Energy & Exposure: Presenting The Audience With The Optimum Balance

Different Types

Now let’s zoom out a bit and talk about exposure to energy differentials from the norm or average. Exposure of our humanly bodies to too much sunshine causes sunburn.

If we’re exposed to prolonged periods of below freezing temperatures, it leads to all kinds of not good things if we’re under-protected. So does exposing our eyes to the spark of a MIG welder so bright that it can be blinding and standing near a jet engine so loud that it can be deafening.

Exposure to energy in moderate amounts can be desirable, but too much exposure is often problematic.

Understand that I’m not saying how much is too much, but rather, I’m offering some observations about parallels between exposures to different types of energy. We can jump into very frigid water for short periods of time as demonstrated by the annual “polar bear plunges” around the world. We can wave our hands briefly through fire with no ill effect, glance at the sun, or comfortably lay upon a bed of nails if there are enough nails to evenly distribute the small points over a large portion of our body. Short-term exposure to larger peaks or longer term exposure to an even average is typically non-detrimental and perhaps desirable.

Sweeping back into the sound world, we expose our listeners to volume levels and tonal balances of audio energy. If the frequencies presented are in a narrower frequency range for a short period of time, like a snare drum or single bright note of a loud electric guitar, it’s all good as long as it’s not overly repeated or is offset by balancing energy shortly thereafter. Just as our bodies seek a balanced temperature for long-term exposure, our ears seek a balanced frequency response as well.

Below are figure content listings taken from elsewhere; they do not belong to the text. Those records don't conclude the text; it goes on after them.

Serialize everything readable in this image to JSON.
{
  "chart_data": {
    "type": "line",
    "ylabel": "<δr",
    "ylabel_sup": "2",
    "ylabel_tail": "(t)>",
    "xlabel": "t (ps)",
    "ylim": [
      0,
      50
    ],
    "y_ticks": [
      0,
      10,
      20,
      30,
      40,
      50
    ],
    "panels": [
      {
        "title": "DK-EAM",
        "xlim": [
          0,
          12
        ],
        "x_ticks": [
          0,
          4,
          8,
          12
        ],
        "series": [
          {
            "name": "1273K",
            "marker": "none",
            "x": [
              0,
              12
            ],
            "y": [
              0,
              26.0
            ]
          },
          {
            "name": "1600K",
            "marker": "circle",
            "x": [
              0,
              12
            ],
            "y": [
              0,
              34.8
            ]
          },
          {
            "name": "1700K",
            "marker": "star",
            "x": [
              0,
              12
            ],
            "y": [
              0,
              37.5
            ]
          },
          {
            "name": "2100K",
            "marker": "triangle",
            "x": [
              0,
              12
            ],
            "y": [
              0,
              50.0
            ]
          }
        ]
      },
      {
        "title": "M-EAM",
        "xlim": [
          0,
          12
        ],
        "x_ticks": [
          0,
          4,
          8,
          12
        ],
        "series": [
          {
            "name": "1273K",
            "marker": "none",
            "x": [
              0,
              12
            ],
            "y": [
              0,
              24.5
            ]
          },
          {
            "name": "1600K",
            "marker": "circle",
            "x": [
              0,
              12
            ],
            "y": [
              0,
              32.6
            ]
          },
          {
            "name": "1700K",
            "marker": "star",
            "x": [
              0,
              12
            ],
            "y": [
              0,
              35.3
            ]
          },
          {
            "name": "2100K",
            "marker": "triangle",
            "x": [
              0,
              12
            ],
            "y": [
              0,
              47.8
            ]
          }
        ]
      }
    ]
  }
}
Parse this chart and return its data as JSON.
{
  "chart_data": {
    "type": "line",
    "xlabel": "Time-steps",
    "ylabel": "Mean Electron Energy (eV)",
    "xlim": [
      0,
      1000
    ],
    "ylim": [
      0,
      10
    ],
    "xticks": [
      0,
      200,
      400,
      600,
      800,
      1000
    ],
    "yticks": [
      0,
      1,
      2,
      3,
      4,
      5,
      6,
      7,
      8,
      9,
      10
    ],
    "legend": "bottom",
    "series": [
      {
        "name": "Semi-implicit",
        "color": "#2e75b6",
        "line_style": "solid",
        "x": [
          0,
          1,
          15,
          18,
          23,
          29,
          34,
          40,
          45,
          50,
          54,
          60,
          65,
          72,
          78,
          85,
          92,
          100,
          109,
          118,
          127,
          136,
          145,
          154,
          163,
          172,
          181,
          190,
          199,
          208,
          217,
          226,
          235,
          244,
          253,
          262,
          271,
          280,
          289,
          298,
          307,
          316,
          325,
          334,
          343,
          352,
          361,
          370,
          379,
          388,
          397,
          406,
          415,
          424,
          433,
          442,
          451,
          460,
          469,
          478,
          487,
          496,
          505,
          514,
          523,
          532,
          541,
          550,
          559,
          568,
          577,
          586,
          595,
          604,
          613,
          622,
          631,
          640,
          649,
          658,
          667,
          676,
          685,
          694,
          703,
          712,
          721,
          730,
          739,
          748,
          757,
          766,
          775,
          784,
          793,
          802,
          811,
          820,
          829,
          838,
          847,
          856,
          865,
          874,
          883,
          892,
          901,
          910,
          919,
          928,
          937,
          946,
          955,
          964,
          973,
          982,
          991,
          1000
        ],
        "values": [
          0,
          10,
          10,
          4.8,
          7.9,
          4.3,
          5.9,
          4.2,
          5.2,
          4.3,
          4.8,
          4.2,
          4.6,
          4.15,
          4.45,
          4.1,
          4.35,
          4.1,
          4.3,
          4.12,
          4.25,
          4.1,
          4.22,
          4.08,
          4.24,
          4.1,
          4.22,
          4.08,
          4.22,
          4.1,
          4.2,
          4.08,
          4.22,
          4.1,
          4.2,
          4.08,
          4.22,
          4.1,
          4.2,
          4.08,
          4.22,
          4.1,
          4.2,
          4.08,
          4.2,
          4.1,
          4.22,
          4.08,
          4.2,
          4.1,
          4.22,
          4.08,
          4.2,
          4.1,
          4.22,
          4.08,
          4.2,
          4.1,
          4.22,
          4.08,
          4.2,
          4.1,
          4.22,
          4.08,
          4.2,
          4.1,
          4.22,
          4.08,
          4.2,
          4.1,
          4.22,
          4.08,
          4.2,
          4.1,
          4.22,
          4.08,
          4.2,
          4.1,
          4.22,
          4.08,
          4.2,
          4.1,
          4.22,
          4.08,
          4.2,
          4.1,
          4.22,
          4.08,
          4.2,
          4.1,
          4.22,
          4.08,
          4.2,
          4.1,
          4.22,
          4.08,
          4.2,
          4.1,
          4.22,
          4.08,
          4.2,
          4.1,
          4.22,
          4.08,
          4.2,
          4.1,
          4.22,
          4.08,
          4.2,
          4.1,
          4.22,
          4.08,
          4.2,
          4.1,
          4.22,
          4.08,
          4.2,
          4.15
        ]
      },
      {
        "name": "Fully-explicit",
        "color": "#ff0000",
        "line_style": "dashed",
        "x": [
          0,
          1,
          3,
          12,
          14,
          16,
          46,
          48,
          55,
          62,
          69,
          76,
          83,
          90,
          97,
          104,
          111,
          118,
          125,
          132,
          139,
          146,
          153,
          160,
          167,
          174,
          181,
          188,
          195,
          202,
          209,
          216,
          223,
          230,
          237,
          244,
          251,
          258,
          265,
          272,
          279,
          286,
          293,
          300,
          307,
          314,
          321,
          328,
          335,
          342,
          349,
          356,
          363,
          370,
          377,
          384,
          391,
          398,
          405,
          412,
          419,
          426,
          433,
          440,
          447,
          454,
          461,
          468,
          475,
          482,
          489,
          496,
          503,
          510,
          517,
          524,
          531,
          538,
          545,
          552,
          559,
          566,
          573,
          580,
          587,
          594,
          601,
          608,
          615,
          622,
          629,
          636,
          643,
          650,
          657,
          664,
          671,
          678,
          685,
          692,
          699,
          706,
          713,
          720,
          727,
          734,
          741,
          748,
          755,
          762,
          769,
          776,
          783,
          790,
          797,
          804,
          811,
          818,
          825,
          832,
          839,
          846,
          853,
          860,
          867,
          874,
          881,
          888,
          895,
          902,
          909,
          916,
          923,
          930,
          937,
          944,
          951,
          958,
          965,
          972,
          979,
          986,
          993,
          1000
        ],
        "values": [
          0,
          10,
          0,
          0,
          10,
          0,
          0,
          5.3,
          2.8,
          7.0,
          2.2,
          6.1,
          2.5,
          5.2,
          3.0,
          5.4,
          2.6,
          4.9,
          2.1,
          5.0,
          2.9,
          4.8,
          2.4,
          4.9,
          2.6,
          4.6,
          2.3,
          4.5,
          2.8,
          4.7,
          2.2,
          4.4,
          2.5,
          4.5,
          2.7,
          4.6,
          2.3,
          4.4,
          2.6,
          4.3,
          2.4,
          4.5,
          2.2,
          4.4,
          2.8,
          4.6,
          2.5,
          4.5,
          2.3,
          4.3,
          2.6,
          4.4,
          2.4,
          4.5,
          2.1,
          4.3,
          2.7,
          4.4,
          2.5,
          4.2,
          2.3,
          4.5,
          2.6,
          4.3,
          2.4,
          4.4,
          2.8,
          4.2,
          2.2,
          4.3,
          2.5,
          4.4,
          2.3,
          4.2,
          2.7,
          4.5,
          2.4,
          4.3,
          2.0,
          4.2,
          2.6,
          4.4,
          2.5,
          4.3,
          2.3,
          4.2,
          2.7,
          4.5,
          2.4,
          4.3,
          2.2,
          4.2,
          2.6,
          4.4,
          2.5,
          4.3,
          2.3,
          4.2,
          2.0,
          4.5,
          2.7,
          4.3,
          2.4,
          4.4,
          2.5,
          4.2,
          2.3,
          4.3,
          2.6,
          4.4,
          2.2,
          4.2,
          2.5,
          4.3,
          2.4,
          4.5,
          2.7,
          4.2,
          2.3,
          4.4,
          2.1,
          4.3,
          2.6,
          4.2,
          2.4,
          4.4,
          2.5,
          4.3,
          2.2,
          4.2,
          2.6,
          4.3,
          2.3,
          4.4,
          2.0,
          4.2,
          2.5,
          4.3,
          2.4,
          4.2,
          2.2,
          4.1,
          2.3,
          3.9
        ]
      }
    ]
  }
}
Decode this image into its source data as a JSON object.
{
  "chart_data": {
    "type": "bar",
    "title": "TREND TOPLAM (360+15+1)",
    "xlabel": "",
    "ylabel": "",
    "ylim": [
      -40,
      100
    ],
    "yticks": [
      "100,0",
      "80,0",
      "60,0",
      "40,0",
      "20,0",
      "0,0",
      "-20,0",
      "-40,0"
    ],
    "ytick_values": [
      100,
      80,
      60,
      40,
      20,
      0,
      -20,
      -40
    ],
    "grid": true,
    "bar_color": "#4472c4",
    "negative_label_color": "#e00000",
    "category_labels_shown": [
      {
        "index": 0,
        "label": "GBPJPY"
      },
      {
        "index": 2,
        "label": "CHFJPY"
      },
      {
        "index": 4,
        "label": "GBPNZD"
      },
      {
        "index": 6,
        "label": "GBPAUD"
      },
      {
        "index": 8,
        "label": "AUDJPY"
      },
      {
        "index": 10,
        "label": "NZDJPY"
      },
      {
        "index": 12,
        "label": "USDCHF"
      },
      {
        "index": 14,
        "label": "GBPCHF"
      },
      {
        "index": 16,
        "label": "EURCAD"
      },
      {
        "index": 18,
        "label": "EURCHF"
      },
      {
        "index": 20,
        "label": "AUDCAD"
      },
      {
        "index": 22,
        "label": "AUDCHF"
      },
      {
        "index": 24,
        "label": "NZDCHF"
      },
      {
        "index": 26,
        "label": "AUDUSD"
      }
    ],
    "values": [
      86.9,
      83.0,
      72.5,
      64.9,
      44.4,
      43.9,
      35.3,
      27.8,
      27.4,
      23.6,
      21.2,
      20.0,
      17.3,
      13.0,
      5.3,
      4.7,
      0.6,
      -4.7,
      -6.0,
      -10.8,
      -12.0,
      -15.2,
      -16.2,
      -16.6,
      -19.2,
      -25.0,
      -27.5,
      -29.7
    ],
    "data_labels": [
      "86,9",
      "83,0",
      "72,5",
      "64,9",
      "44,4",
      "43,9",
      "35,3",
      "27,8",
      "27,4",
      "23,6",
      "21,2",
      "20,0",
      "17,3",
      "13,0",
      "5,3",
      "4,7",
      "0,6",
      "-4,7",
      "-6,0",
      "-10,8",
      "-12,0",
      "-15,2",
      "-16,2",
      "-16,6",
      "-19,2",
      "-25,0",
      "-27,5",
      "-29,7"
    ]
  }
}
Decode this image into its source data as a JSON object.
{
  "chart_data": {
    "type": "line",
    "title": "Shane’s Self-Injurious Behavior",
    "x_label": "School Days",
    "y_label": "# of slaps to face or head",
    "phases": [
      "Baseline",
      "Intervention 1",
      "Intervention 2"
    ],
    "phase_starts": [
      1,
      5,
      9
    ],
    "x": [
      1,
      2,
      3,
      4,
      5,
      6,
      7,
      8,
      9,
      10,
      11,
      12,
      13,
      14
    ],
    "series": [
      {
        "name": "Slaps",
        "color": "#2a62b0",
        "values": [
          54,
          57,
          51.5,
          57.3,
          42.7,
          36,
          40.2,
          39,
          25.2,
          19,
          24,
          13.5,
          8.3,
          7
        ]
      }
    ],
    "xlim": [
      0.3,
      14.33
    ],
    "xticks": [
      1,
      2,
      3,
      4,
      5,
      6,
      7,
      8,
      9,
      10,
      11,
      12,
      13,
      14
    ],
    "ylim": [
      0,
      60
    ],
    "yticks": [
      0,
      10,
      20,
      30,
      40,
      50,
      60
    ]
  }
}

Thus while mixing, I set up the RTA to measure the room sound with long averaging times and actively switch between 10-second averages, as well as averages over several minutes and averages over several songs. The goal is to be able to measure the “tonal balance exposure” over time that the audience is immersed in. I want to assure that tonal balance over longer time frames does not drift too far from the initial comparative reference point established with the headphones.

Biggest Variable

To gain clear and predictable control over the tonal balance of a sound system, I set up three distinct stages of EQ. First are the console channel EQs, which are responsible purely for equalizing the microphone-instrument (or vocal) to sound “correct.”

“Correct” can be whatever we wish it to be, but it’s the job of the channel EQ, combined with mic choice and positioning, to get us there. When we cue that input channel up in headphones, it should sound the way we desire it to sound.

Second, it’s the job of the system processor to EQ the loudspeakers to sound correct in the enclosure they’re mounted in, and also to compensate for the EQ differentials caused by using multiple loudspeaker enclosures in an array. In a perfect world and in an ideal anechoic chamber, a signal sent to the loudspeakers sounds exactly like the source. The system processor has nothing to do with correcting for the sound of the venue.

Finally, the house EQ is tasked with compensating for the loudspeaker array-to-venue combination. During a show, knowing where to make adjustments is crucial. If the room gets duller when the audience arrives, where do we EQ? The house EQ, because it was a room change. If the drummer’s snare gets duller over the course of the show, we change console EQ on the snare channel.

Further, if someone climbs up and adds more loudspeakers to the array and re-angles everything, first we wonder why the heck they would do that, and next we would adjust the system processor to compensate. If the room heats up or cools down – house EQ. If the venue humidity changes – house EQ. If the guitar player switches to a brighter guitar – channel EQ.

What I find interesting is that most of the EQ changes over the course of a show typically occur with the biggest uncontrolled variable, the room. The tonality of the loudspeaker arrays rarely changes so there is almost no reason to alter the system processor settings, even from venue to venue when setting up similar arrays! The tonal balance from the stage may jump around a bit from song to song and over the course of the show, but these changes are either intentional or can often be managed by well thought-out usage of compressors, mic placement and mic chart decisions.

It’s the room or venue sound that is the real wild card, remaining in a state of flux with constantly changing temperatures, humidity, more people, less people, wind, refraction from changing thermal layers, and so on. If a mix is set up well and the band is halfway decent, then the art of mixing is not about hunching over the console but rather stepping back and keeping the house EQ dialed in, and presenting the optimum tonal balance exposure you desire the audience to experience.